There are a lot of books about how grief works, and they all talk about there are different stages and you progress through them. And maybe some people do actually progress through them. I don’t.

 

In two weeks, it will be one year since we found Brian in the bathroom. I’ve gone through all sorts of feelings, and to be honest, right now, I’m approaching the anniversary kind of dispassionately. I suspect it’s numbness, rather than acceptance, and according to many of the “experts,” I should be past this stage. It may be overload. The last two years have been so jarring, so out of what I expected from my life, that I don’t know if the wound is actually healing or if it’s just settled into a quiet phase, husbanding its pain for just the right time to burst forth with another explosion of acid and tears. I suspect the latter, because I can still feel a heaviness within me.

 

I suspect I always will.

 

But I can’t live within the past, yearning after what might have been. I can’t. I watch others I love do that, and it hurts just as much as the loss of Brian and Mom does. Time is a river, and no moment lasts forever, and if you try to make it stop, it resists. And it breaks. And your world breaks, in horrible ways.
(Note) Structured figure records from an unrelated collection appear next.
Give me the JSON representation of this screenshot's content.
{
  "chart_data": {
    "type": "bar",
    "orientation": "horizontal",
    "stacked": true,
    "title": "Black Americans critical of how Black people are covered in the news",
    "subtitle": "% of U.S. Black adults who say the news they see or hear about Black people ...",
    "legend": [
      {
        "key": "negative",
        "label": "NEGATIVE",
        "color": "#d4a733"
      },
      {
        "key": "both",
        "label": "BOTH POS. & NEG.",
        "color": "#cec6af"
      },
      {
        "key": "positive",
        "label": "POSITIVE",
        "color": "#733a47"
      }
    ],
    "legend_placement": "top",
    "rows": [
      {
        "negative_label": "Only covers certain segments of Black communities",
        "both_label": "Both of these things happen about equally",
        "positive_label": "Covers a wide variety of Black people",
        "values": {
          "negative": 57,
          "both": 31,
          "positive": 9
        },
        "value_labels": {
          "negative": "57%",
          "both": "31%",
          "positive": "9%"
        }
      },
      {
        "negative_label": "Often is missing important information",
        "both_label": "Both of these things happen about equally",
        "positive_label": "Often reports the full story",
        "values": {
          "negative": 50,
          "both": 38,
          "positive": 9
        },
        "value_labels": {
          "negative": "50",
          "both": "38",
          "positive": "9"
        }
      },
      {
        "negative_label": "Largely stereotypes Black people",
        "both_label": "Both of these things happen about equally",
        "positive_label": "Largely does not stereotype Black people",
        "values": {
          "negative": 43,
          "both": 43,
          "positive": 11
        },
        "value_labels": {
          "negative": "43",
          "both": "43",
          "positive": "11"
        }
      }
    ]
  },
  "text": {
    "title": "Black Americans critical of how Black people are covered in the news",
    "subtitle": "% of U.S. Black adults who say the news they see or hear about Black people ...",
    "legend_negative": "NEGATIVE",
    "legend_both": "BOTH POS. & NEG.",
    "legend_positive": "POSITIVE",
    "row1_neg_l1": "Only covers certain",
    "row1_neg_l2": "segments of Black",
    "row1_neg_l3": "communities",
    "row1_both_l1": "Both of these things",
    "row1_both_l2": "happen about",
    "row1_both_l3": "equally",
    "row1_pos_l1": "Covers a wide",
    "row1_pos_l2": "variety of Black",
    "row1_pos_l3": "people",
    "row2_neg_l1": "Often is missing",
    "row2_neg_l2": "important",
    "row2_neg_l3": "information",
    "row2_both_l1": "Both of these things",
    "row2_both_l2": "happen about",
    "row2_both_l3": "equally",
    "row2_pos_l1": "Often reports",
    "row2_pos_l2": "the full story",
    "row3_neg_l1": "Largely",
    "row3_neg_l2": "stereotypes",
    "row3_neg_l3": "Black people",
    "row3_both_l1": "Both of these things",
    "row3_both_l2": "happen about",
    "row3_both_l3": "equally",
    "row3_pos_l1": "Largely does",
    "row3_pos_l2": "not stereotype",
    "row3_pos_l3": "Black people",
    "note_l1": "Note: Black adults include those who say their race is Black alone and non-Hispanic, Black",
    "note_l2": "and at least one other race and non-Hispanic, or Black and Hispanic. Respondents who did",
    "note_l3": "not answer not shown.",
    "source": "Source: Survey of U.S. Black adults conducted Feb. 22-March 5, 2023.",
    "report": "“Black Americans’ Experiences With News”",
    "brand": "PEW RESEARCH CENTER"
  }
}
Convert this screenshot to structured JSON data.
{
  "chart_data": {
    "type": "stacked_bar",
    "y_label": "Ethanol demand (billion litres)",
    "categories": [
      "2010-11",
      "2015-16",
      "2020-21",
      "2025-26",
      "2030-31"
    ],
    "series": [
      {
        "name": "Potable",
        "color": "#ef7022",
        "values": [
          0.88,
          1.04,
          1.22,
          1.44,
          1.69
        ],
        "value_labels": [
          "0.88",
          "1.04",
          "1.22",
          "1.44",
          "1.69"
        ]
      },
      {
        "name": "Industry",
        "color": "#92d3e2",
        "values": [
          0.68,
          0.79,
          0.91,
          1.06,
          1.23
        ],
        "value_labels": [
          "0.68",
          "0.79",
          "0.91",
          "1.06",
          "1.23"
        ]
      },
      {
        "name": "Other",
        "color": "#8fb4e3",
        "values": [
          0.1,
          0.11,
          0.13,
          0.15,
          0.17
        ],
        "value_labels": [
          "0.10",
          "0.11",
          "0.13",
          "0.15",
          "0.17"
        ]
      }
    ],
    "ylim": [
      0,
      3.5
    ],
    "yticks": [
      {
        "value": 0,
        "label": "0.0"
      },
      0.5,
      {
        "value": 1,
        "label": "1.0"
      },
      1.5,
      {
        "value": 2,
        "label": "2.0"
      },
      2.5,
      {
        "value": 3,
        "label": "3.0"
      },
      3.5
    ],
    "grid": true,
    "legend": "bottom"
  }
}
Photographs are an illusion that you can stop time, freeze it forever, but you really can’t, and all the photographs do is drag you back into memories. And that can be good, but it’s not healthy to live there forever. Time was meant to move, a sinuous, winding path that we walk down until our steps falter, and then….

 

I don’t know. Maybe we drop to another path, and start again. Perhaps we get a time of rest first, or perhaps it just all ends. I really don’t know, and I don’t think anyone else does either. I guess we’ll all find out in the end.

 

So what am I doing? I’m still on Whole30 (day 11 today, despite everything), and I’m sewing – my first cross-stitch project in over a year, if I remember correctly. I’m working on crocheting for Birka largesse as well. I’m writing. I’m starting my proofreading again.

 

I’m trying to live.

 

And that, in the end, is all any of us can do. Grief isn’t a straight-forward process: it’s a path of its own, and it doubles back, veers to side to side, heads off in directions that only seem possible once you start moving. It brings you to places you thought you’d lost, places you wish you had lost, and sometimes, it seems to be standing still, even though you know you have to keep moving. It’s a fog that surrounds you, lifting sometimes just enough to remind you that somewhere, there’s a sun that could warm you, but you have pull your cloak tightly around you, re-light the lantern that the wind blew out, and push forward through the clammy dankness. There’s nothing else to do.